Immer wieder hat die Bundesregierung mit der Einbringung eines „Preispakets“ in das Parlament gedroht; immer wieder wurde betont, nur noch das Instrument des „Preisstopps“ fehle, um eine energische und wirksame Stabilisierungspolitik auf der Ebene der Bundesregierung betreiben zu können. In TV-Belangsendungen wurde die private Wirtschaft als „Preistreiber“ und die Bundesregierung als bemühtes Stabilisierungsforum präsentiert.
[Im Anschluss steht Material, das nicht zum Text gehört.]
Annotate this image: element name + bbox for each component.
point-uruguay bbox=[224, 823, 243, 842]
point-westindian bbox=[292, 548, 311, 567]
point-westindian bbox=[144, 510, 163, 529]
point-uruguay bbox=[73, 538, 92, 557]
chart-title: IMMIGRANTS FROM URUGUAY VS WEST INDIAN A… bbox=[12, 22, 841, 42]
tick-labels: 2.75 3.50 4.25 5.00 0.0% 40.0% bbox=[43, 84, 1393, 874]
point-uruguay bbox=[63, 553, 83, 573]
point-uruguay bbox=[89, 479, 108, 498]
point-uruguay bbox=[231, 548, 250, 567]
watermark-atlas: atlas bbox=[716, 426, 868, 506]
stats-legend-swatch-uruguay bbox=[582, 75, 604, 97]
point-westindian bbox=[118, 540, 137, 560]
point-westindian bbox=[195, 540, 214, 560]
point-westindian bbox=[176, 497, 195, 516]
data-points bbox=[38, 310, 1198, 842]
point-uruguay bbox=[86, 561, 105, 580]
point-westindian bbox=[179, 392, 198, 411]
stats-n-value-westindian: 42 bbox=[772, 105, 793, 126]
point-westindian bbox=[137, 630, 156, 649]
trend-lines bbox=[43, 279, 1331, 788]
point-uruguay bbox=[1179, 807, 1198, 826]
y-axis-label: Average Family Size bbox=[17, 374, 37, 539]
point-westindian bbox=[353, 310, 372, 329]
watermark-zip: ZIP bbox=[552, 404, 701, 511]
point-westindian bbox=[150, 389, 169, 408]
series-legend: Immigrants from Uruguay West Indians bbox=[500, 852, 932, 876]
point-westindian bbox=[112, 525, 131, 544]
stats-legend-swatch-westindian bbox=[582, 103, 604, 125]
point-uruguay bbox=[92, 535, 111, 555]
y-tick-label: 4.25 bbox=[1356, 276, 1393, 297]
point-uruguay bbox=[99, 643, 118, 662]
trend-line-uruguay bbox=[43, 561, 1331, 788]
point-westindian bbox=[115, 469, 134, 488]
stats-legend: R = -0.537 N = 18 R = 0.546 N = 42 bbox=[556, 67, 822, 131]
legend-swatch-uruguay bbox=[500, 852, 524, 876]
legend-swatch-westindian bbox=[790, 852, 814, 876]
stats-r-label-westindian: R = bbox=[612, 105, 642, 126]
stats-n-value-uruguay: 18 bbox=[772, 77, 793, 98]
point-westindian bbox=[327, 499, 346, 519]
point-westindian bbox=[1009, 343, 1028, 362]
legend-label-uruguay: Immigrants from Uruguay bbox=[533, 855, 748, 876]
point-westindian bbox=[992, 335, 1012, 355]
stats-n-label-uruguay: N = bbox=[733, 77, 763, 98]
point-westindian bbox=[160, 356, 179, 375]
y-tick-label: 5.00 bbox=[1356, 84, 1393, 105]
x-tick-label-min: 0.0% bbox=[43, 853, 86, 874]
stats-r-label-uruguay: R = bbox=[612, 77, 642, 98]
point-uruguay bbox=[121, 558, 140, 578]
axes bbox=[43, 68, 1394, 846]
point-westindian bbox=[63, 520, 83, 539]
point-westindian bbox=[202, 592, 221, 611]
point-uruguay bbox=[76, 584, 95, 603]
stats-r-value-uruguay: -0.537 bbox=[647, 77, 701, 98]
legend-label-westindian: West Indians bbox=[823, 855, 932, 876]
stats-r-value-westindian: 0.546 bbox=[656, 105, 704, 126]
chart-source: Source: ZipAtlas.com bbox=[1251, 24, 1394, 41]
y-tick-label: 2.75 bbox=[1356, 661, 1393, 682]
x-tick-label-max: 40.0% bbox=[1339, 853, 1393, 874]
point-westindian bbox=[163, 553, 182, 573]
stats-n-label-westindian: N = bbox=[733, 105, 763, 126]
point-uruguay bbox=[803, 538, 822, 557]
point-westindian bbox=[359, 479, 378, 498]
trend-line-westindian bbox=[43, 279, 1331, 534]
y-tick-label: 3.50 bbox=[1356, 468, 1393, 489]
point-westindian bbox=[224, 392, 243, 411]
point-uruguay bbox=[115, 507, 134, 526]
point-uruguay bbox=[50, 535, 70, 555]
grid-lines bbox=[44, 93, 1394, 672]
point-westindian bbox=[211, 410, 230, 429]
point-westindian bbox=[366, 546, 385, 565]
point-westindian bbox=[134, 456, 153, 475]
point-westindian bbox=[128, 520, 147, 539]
Diese Öffentlichkeitsarbeit erzielte einige Zeit gewisse Erfolge, die freilich seit dem Zeitpunkt ausbleiben mußten, als Regierungsvertreter an einem TV-Abend die Erhöhung der Telephongebühren und den Ruf nach einem Preisstopp zugleich verlauten mußten.

Der zentrale Grund für den wiederholten Ruf der Bundesregierung nach einem gesetzlich verankerten Preisstopp ist bekannt: Preisstopp klingt nach Chance, die Inflation über Nacht festzubinden; anderseits ist die „Gefahr“, mit diesem Instrument tatsächlich hantieren zu müssen — angesichts der ablehnenden Haltung der VP-Organisation —, eher gering. Wie wenig ernst die Bundesregierung die Novelle zum Preisregelungsgesetz, wonath der Handelsminister auf Antrag einer Interessenvertretung im Fall einer Nichteinigung in der Paritätischen Kommission oder von Amts wegen hätte „volkswirtschaftlich gerechtfertigte“ Preise bestimmen können, nahm, geht allerdings schon daraus hervor, daß äußerst unpräzise Gesetzesformulierungen mit allen Nachteilen für die Rechtssicherheit produziert wurden.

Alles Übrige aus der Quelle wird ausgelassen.